The intros are certainly a bit on the nose -- Michaels descending from the heavens all in white, Undertaker rising from the depths of hell in his trademark black -- but it works because, as I've said before during this countdown, Taker works best as a comic book style character. Undertaker doesn't need to make sense, doesn't need to be "gritty," doesn't need to seem real. He is supernatural, and that's the best way to take him.
He wasn't a villain in this match, though in the more traditional days of pro wrestling's presentation, he certainly would have been. Representing the dark, Undertaker was an antihero, not all good or bad, a chaotic good. Michaels, representing the light, became something he hadn't been for a long time, but in a different way. While there were heel-type tones to what he was doing, he was not all bad or good, himself. He was a cold-eyed character in a spaghetti Western, not quite a vigilante sheriff or the like, no revenge or reckoning his motivation. It was simply the hunt for the biggest game he could find. He was a gunfighter, and he was making his move to be the best there ever was, looking to be immortalized in dime novels.
In fact, I'd almost say that if there was law here, it was Undertaker, trying to guard his town from the reckless gunfighter. Taker was the sheriff who had to strap on the gun belt one more time, against a fast hand of note.
This could have been just another great match, in the way that Michaels-Angle, for instance, was "just another great match." It might have even been truly excellent, the way that match was. But what made this the best match WWE has ever had, and the best match in Mania history, is that even without a title, and a storyline that doesn't breed real contempt or personal feelings, necessarily, they managed to tell the story that this match meant everything to both of them.

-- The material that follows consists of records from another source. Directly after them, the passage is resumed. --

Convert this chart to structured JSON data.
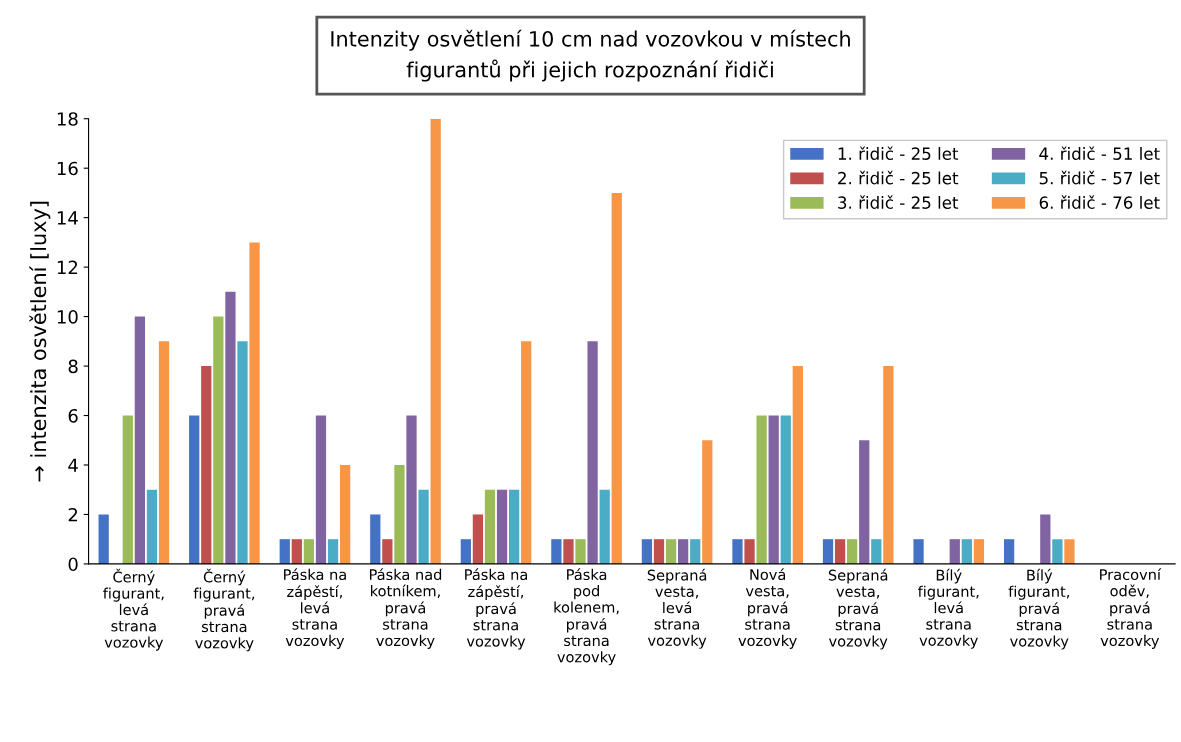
{
  "chart_data": {
    "type": "bar",
    "title": "Intenzity osvětlení 10 cm nad vozovkou v místech\nfigurantů při jejich rozpoznání řidiči",
    "ylabel": "→ intenzita osvětlení [luxy]",
    "categories": [
      "Černý\nfigurant,\nlevá\nstrana\nvozovky",
      "Černý\nfigurant,\npravá\nstrana\nvozovky",
      "Páska na\nzápěstí,\nlevá\nstrana\nvozovky",
      "Páska nad\nkotníkem,\npravá\nstrana\nvozovky",
      "Páska na\nzápěstí,\npravá\nstrana\nvozovky",
      "Páska\npod\nkolenem,\npravá\nstrana\nvozovky",
      "Sepraná\nvesta,\nlevá\nstrana\nvozovky",
      "Nová\nvesta,\npravá\nstrana\nvozovky",
      "Sepraná\nvesta,\npravá\nstrana\nvozovky",
      "Bílý\nfigurant,\nlevá\nstrana\nvozovky",
      "Bílý\nfigurant,\npravá\nstrana\nvozovky",
      "Pracovní\noděv,\npravá\nstrana\nvozovky"
    ],
    "series": [
      {
        "name": "1. řidič - 25 let",
        "color": "#4472c4",
        "values": [
          2,
          6,
          1,
          2,
          1,
          1,
          1,
          1,
          1,
          1,
          1,
          0
        ]
      },
      {
        "name": "2. řidič - 25 let",
        "color": "#c0504d",
        "values": [
          0,
          8,
          1,
          1,
          2,
          1,
          1,
          1,
          1,
          0,
          0,
          0
        ]
      },
      {
        "name": "3. řidič - 25 let",
        "color": "#9bbb59",
        "values": [
          6,
          10,
          1,
          4,
          3,
          1,
          1,
          6,
          1,
          0,
          0,
          0
        ]
      },
      {
        "name": "4. řidič - 51 let",
        "color": "#8064a2",
        "values": [
          10,
          11,
          6,
          6,
          3,
          9,
          1,
          6,
          5,
          1,
          2,
          0
        ]
      },
      {
        "name": "5. řidič - 57 let",
        "color": "#4bacc6",
        "values": [
          3,
          9,
          1,
          3,
          3,
          3,
          1,
          6,
          1,
          1,
          1,
          0
        ]
      },
      {
        "name": "6. řidič - 76 let",
        "color": "#f79646",
        "values": [
          9,
          13,
          4,
          18,
          9,
          15,
          5,
          8,
          8,
          1,
          1,
          0
        ]
      }
    ],
    "ylim": [
      0,
      18
    ],
    "yticks": [
      0,
      2,
      4,
      6,
      8,
      10,
      12,
      14,
      16,
      18
    ],
    "grid": false,
    "legend": "top right"
  }
}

I can't say that Michaels and Taker are the two most important figures in WWE history, because that's just not true. Sammartino, Hogan, Austin, and Rock all rank clearly ahead of them. But they are no doubt the two most important in WrestleMania history. Hogan and Piper started it. Hogan and Andre made it a true phenomenon. For years, Hogan was the bankable star. Times changed, the show scaled back, and then you had the Attitude Era, led by Austin and Rock. Triple H and John Cena became flagship figures after that. Through it all, from 1989 to 2010, Shawn Michaels and Undertaker were there. Michaels missed a few years in the middle, but they were the real constants. And as the 2000s advanced, incredibly, they began a run where they put on great matches just about every single year from 2003 to 2010.
This match is a genuine spectacle, with sustained crowd energy that matches anything else in the show's history, and incredible work from Shawn and Taker that somehow matches that response, which is a hard thing to do. The false finishes in this one are unreal. The actual climax is damn near otherworldly. There has never been anything this good at WrestleMania or anywhere else in WWE history. And it stands to reason that there won't be anything this good for a very long time, if ever again. Matches like this, that are true perfect storms of talent, star power, chemistry, timing, and delivery, just don't come around very often. How many more times do you think you'll see a couple of 44-year-old guys who have a huge library of classic matches come out and have their all-time best matches together? It's ludicrous. It's downright crazy.
All of these things are why I went with this match as the greatest in WrestleMania history. It will endure forever. It may not be surpassed, if only because there might never be another Undertaker and Shawn Michaels to come together like they did at WrestleMania XXV.